For his latest documentary project, Crown and cancer survivor Stel Bailey will paddleboard the 85 miles of the Mississippi River dubbed Cancer Alley to investigate the toxic environment that creates at least 50 times the national average cancer rate. With over 150 polluting petrochemical plants and oil refineries polluting the air, water and environment, the residents living in these frontline communities pay the price for profits with their lives.
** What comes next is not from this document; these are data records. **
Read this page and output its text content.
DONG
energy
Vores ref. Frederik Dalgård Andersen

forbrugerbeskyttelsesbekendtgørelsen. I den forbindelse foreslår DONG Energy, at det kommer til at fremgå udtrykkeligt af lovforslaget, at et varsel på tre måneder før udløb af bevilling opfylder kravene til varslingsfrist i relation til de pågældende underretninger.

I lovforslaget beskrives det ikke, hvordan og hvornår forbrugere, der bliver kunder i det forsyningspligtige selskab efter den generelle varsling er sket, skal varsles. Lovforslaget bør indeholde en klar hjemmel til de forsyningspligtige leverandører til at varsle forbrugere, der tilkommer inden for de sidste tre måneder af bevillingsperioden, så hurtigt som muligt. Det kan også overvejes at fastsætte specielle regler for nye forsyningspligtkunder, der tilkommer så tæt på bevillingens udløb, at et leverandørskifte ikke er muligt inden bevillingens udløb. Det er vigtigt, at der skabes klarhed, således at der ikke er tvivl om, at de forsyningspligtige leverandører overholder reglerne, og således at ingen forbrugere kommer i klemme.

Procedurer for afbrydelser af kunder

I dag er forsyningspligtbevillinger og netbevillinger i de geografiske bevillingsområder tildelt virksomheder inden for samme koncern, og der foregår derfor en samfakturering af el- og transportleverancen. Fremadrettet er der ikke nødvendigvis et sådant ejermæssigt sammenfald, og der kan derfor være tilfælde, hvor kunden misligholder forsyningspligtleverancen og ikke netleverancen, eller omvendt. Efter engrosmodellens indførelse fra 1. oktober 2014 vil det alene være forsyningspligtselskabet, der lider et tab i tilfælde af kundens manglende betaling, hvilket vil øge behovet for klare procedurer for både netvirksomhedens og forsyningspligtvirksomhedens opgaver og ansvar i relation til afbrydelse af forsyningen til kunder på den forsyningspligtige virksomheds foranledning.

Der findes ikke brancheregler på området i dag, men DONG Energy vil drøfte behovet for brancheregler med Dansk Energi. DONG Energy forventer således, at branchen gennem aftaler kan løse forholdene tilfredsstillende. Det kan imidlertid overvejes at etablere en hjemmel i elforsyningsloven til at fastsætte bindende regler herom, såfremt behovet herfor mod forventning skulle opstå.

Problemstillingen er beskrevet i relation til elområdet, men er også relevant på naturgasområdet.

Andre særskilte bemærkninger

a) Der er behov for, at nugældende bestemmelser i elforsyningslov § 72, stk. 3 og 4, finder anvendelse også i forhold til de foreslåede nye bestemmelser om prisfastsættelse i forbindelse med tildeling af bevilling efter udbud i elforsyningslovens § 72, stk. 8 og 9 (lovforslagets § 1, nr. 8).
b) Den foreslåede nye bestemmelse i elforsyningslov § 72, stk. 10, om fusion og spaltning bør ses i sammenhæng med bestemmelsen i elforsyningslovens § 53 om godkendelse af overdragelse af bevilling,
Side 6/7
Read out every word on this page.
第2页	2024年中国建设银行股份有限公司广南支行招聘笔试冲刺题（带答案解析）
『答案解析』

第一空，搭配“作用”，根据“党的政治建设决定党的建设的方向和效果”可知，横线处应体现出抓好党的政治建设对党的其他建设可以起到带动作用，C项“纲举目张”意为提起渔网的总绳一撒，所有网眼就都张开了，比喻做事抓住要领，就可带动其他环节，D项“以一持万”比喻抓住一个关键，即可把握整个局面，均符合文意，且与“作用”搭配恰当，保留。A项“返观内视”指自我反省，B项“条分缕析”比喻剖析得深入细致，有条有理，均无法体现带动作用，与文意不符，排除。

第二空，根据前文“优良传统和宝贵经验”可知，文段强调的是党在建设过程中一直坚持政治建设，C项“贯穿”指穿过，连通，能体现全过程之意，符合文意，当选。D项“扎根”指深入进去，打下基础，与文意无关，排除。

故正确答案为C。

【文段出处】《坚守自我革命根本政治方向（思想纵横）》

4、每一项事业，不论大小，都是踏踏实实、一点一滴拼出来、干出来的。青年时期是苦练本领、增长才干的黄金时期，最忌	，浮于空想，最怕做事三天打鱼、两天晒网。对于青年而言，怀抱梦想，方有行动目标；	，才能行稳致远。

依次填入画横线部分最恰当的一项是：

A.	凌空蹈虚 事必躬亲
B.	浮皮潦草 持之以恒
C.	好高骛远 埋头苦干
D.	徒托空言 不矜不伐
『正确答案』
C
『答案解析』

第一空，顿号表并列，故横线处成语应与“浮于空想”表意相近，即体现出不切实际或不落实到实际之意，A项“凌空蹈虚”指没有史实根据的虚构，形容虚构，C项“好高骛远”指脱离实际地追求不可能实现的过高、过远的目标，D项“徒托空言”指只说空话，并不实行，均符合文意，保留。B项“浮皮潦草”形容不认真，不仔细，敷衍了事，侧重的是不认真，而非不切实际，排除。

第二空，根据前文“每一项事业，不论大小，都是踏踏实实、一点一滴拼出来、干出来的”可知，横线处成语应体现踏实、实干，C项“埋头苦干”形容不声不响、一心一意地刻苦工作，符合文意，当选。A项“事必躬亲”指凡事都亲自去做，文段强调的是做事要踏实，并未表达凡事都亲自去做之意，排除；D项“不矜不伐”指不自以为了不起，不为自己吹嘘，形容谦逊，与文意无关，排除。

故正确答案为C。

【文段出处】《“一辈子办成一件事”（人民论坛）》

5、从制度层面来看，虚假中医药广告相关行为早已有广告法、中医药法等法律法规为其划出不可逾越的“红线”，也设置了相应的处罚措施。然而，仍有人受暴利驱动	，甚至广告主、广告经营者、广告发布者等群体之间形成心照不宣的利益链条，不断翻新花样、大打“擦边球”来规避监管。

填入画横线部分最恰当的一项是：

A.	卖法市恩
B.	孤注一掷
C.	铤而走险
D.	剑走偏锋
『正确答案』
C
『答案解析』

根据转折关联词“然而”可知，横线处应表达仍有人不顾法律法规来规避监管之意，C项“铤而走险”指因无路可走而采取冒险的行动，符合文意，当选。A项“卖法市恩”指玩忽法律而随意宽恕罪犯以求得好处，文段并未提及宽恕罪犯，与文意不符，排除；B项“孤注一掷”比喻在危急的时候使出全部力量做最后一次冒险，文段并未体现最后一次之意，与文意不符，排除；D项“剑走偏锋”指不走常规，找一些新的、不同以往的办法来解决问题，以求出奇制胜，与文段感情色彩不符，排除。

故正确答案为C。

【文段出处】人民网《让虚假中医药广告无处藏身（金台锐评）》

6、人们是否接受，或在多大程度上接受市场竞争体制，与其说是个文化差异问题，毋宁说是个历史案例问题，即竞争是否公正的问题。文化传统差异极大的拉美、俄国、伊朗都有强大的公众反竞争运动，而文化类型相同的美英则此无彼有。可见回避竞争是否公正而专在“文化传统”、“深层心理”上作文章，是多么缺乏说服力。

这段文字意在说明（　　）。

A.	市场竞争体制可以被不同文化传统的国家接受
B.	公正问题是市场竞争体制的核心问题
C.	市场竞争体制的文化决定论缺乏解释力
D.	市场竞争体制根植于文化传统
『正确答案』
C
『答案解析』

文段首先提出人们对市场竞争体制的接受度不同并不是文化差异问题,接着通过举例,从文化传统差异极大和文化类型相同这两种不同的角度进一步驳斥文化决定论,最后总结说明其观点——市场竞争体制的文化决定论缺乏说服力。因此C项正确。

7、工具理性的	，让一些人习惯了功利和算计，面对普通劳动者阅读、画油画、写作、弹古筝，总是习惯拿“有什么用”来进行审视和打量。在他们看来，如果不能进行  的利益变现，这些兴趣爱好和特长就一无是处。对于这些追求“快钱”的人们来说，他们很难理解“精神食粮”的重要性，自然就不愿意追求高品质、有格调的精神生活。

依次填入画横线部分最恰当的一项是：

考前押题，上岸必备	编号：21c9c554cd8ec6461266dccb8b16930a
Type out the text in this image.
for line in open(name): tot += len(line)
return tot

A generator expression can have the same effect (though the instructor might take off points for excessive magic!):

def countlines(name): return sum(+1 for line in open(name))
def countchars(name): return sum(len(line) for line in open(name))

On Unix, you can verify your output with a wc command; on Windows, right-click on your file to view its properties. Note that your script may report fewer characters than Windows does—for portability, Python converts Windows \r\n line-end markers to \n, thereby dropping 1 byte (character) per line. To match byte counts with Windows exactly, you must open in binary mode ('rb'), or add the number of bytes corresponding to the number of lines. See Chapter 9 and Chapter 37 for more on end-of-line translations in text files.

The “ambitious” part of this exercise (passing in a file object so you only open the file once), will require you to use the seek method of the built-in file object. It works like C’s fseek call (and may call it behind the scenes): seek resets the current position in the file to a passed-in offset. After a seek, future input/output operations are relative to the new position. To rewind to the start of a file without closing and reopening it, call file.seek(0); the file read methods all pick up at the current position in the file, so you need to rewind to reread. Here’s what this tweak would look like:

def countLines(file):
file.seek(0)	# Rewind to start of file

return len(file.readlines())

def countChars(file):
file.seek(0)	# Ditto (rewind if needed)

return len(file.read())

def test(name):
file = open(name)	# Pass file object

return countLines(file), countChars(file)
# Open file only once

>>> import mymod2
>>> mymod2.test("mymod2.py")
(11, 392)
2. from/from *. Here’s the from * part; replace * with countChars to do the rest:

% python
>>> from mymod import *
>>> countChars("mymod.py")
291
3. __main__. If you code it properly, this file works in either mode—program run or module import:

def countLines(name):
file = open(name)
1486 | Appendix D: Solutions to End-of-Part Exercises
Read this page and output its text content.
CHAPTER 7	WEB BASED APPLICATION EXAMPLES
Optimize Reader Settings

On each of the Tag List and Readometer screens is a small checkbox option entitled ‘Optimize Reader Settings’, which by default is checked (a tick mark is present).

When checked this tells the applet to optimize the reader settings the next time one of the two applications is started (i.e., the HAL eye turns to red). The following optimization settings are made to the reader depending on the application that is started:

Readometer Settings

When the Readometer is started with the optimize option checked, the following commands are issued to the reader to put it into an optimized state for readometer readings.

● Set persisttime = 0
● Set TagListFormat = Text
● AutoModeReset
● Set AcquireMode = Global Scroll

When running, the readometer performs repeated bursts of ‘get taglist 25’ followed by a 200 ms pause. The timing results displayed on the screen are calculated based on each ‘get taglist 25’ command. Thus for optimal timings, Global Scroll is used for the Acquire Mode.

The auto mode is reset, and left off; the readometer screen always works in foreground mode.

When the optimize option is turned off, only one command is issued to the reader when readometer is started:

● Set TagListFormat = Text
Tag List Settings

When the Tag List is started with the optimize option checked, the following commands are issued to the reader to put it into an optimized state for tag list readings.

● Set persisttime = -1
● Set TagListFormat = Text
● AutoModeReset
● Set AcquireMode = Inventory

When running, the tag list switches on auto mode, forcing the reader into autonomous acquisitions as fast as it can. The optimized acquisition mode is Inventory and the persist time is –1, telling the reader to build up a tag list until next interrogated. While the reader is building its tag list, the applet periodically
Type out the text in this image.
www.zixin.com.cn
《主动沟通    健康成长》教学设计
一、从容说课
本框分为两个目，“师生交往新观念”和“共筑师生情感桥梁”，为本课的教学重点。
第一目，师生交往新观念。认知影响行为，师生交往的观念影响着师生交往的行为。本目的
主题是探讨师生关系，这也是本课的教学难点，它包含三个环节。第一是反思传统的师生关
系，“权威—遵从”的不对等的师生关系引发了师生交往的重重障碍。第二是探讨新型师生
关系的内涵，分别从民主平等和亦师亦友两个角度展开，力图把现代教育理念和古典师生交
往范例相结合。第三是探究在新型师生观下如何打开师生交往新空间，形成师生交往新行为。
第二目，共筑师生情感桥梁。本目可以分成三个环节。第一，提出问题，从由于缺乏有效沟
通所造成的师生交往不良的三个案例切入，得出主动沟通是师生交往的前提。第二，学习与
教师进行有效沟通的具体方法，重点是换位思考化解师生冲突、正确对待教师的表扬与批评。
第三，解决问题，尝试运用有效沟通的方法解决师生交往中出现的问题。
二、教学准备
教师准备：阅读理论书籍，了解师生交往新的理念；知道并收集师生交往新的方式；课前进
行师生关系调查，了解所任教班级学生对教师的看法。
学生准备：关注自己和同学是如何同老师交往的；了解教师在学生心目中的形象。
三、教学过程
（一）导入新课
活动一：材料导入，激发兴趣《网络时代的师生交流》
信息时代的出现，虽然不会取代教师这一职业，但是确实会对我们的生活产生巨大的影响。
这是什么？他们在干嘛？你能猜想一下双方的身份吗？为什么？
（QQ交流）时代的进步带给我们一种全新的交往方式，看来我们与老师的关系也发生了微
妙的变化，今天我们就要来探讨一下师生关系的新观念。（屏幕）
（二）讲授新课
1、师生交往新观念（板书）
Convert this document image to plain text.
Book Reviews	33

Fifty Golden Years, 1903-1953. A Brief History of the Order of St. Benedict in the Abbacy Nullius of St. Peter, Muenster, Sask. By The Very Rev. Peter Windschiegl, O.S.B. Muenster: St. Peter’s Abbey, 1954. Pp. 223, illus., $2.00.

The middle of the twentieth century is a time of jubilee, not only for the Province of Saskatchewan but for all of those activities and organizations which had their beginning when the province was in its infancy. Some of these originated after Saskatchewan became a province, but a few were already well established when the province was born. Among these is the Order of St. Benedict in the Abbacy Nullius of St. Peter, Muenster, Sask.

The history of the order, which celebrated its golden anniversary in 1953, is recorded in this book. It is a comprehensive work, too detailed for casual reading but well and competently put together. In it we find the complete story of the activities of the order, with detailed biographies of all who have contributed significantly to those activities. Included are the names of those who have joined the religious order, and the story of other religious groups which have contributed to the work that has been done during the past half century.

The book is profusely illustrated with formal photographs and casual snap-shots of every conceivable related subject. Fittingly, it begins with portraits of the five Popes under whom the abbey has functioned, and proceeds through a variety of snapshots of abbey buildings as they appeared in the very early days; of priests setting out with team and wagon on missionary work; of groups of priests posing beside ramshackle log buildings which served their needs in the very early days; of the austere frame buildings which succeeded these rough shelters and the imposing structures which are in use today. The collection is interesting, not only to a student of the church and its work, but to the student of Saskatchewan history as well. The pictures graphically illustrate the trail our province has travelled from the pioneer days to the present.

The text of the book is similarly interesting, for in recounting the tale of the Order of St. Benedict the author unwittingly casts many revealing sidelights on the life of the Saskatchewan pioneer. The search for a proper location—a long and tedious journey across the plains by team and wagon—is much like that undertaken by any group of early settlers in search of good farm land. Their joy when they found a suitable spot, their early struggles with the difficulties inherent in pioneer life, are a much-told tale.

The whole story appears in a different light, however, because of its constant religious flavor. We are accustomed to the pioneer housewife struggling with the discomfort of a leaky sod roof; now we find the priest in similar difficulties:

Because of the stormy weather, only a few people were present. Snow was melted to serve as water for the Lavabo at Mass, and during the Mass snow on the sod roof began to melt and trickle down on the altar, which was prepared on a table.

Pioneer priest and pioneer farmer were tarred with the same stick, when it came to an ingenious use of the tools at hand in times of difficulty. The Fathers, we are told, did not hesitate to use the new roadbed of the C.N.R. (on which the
Every day, millions of gallons of cancer-causing toxins are released into the water and air in Cancer Alley, Louisiana, making it the most toxic place in America.

In addition to an ecological investigation, Cancer Alley will be a fundraiser. The team behind these efforts will launch a social media campaign running in conjunction with the filming, raising money by per-mile pledges, all of which will be donated to local charities and organizations helping children fighting cancer.

“Every time you think of someone with cancer, it is someone with an IV or feeble…I want kids to think that they can do things,” Crown said when explaining the thought behind the paddleboarding, which will be Crown’s first venture doing the sport and entail roughly 10 miles each day.

To learn more about the Cancer Alley project or to donate to the effort, visit www.canceralleymovie.com. Updates will also be shared at www.facebook.com/canceralleymovie. Follow along with Crown’s personal efforts on Instagram, Twitter, Facebook and YouTube by searching for Erik E. Crown.

“You don’t have to do extraordinary things to make a difference in the world,” Crown said.

One thing’s for sure. Crown is making the most of every moment he has, and his legacy of bringing attention to environmental cancer will live on.